God is different. He isn’t like the gods we can fashion and be comfortable with. He is totally transcendent. Perhaps this is why we turn to gods we can control. C. S. Lewis described God this way in The Lion the Witch, and the Wardrobe: “Aslan is a lion- the Lion, the great Lion.” “Ooh” said Susan. “I’d thought he was a man. Is he-quite safe? I shall feel rather nervous about meeting a lion”…”Safe?” said Mr Beaver …”Who said anything about safe? ‘Course he isn’t safe. But he’s good. He’s the King, I tell you.” Our God isn’t safe, but he is good. We shouldn’t want a God who is safe. We should want the God who terrifies us with his beautiful glory. This terrifyingly awesome God is the same God who calls us to himself with nail-pierced hands. “To conclude, it is precisely because God is free from creation that he is able to save lost sinners like you and me (Eph. 1:7–8). If God were a needy God, he would need our help just as much as we need his. What good news it is, then, that the gospel depends on a God who does not depend on us.”[10]

 

[1] Matthew Henry, Matthew Henry’s Commentary on the Whole Bible: Complete and Unabridged in One Volume (Peabody: Hendrickson, 1994), 2142.
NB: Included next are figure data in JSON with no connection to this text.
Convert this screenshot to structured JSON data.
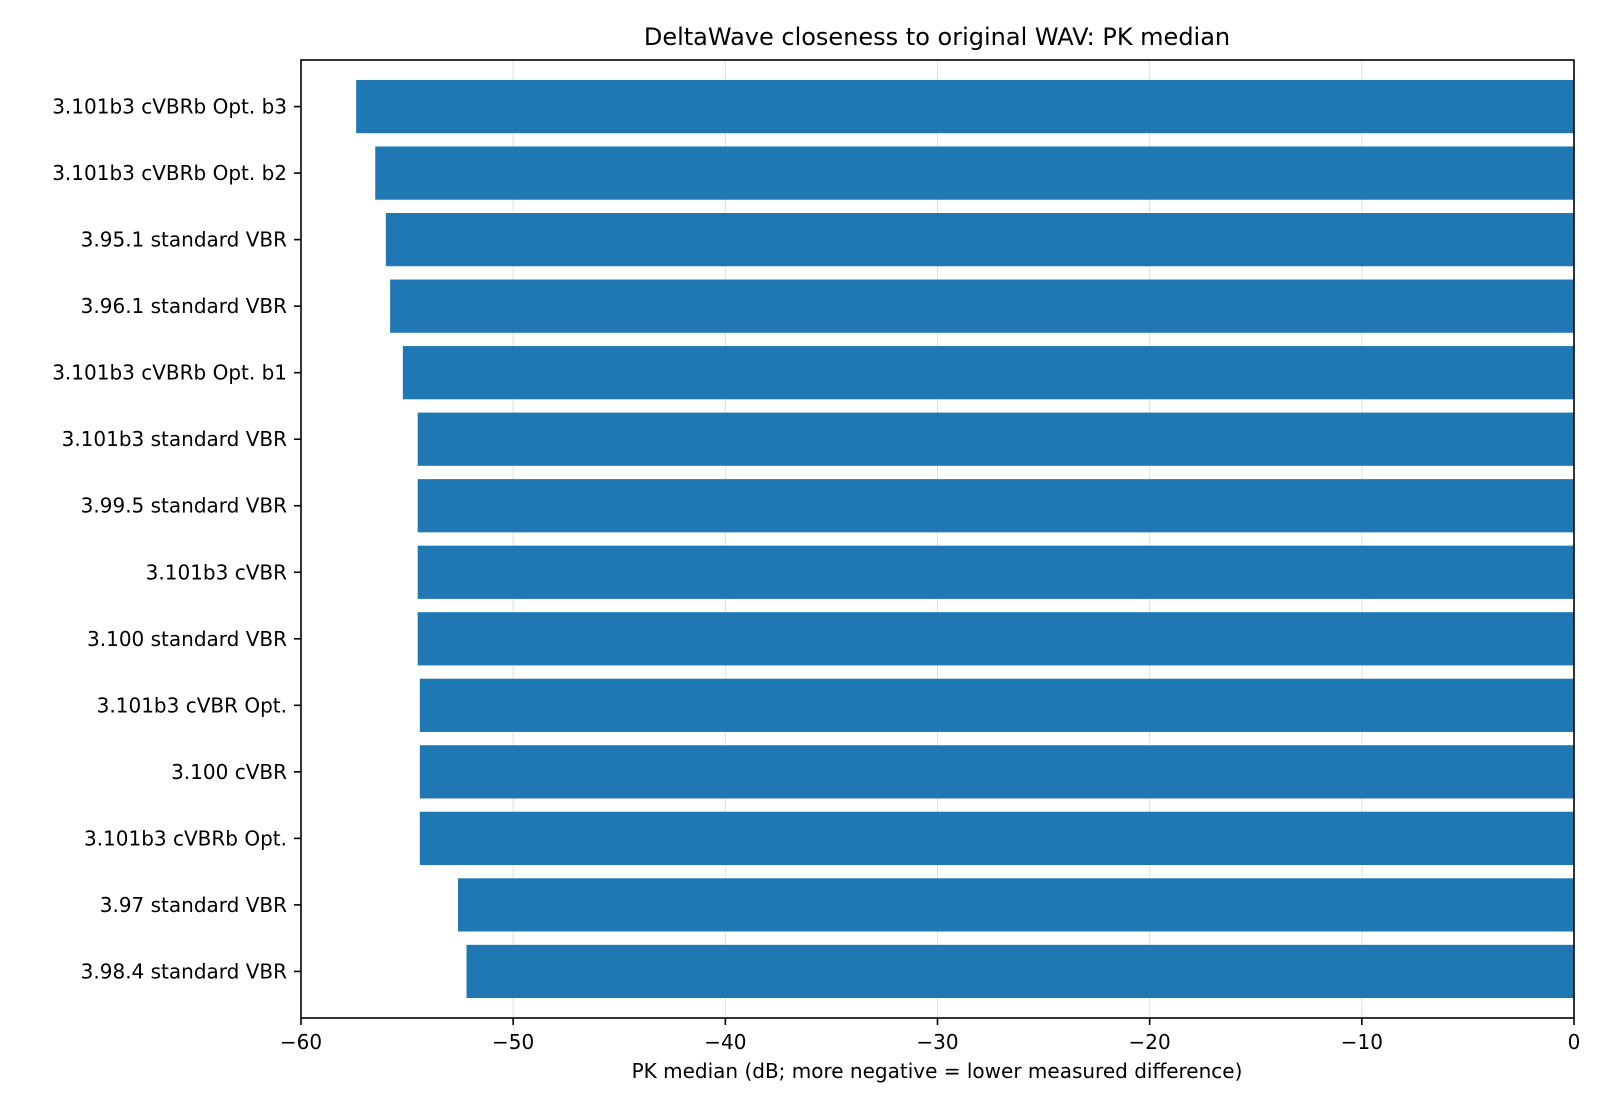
{
  "chart_data": {
    "type": "bar",
    "orientation": "horizontal",
    "title": "DeltaWave closeness to original WAV: PK median",
    "xlabel": "PK median (dB; more negative = lower measured difference)",
    "ylabel": "",
    "categories": [
      "3.101b3 cVBRb Opt. b3",
      "3.101b3 cVBRb Opt. b2",
      "3.95.1 standard VBR",
      "3.96.1 standard VBR",
      "3.101b3 cVBRb Opt. b1",
      "3.101b3 standard VBR",
      "3.99.5 standard VBR",
      "3.101b3 cVBR",
      "3.100 standard VBR",
      "3.101b3 cVBR Opt.",
      "3.100 cVBR",
      "3.101b3 cVBRb Opt.",
      "3.97 standard VBR",
      "3.98.4 standard VBR"
    ],
    "values": [
      -57.4,
      -56.5,
      -56.0,
      -55.8,
      -55.2,
      -54.5,
      -54.5,
      -54.5,
      -54.5,
      -54.4,
      -54.4,
      -54.4,
      -52.6,
      -52.2
    ],
    "xlim": [
      -60,
      0
    ],
    "xticks": [
      -60,
      -50,
      -40,
      -30,
      -20,
      -10,
      0
    ],
    "xtick_labels": [
      "−60",
      "−50",
      "−40",
      "−30",
      "−20",
      "−10",
      "0"
    ],
    "grid": "vertical",
    "bar_color": "#1f77b4"
  }
}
              [2] Barrett, Matthew. None Greater (Grand Rapids: Baker 2019): 56.

              [3] “The Deity is simple and uncompound. But that which is composed of many and different elements is compound. If, then, we should speak of the qualities of being uncreate and without beginning and incorporeal and immortal and everlasting and good and creative and so forth as essential differences in the case of God, that which is composed of so many qualities will not be simple but must be compound. But this is impious in the extreme. Each then of the affirmations about God should be thought of as signifying not what He is in essence, but either something that it is impossible to make plain, or some relation to some of those things which are contrasts or some of those things that follow the nature, or an energy.” John Damascene, “An Exact Exposition of the Orthodox Faith,” in St. Hilary of Poitiers, John of Damascus, ed. Philip Schaff and Henry Wace, trans. S. D. F. Salmond, vol. 9b, A Select Library of the Nicene and Post-Nicene Fathers of the Christian Church, Second Series (New York: Christian Literature Company, 1899), 12.
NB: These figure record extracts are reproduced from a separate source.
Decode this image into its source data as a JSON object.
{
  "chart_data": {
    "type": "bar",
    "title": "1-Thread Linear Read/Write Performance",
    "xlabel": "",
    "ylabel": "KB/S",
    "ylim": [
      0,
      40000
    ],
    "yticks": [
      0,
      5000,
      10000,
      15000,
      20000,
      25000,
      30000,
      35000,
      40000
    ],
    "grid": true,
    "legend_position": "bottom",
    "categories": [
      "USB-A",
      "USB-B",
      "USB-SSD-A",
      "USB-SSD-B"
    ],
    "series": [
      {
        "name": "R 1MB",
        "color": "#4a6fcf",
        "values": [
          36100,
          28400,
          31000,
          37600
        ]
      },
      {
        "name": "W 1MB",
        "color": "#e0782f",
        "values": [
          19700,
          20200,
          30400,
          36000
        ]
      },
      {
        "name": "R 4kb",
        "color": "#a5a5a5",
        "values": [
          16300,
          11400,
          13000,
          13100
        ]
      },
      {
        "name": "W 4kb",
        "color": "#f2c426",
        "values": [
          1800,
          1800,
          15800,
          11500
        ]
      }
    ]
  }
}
              [4] John Damascene, “An Exact Exposition of the Orthodox Faith,” in St. Hilary of Poitiers, John of Damascus, ed. Philip Schaff and Henry Wace, trans. S. D. F. Salmond, vol. 9b, A Select Library of the Nicene and Post-Nicene Fathers of the Christian Church, Second Series (New York: Christian Literature Company, 1899), 12.

              [5] Herman Bavinck, John Bolt, and John Vriend, Reformed Dogmatics: God and Creation, vol. 2 (Grand Rapids, MI: Baker Academic, 2004), 120.

              [6] Herman Bavinck, John Bolt, and John Vriend, Reformed Dogmatics: God and Creation, vol. 2 (Grand Rapids, MI: Baker Academic, 2004), 120.

              [7] Matthew Barrett. None Greater, 57-58.

              [8] Matthew Barrett, None Greater, 66.

              [9] David G. Peterson, The Acts of the Apostles, The Pillar New Testament Commentary (Grand Rapids, MI; Nottingham, England: William B. Eerdmans Publishing Company, 2009), 496–497.

              [10] Matthew Barrett None Greater, 69.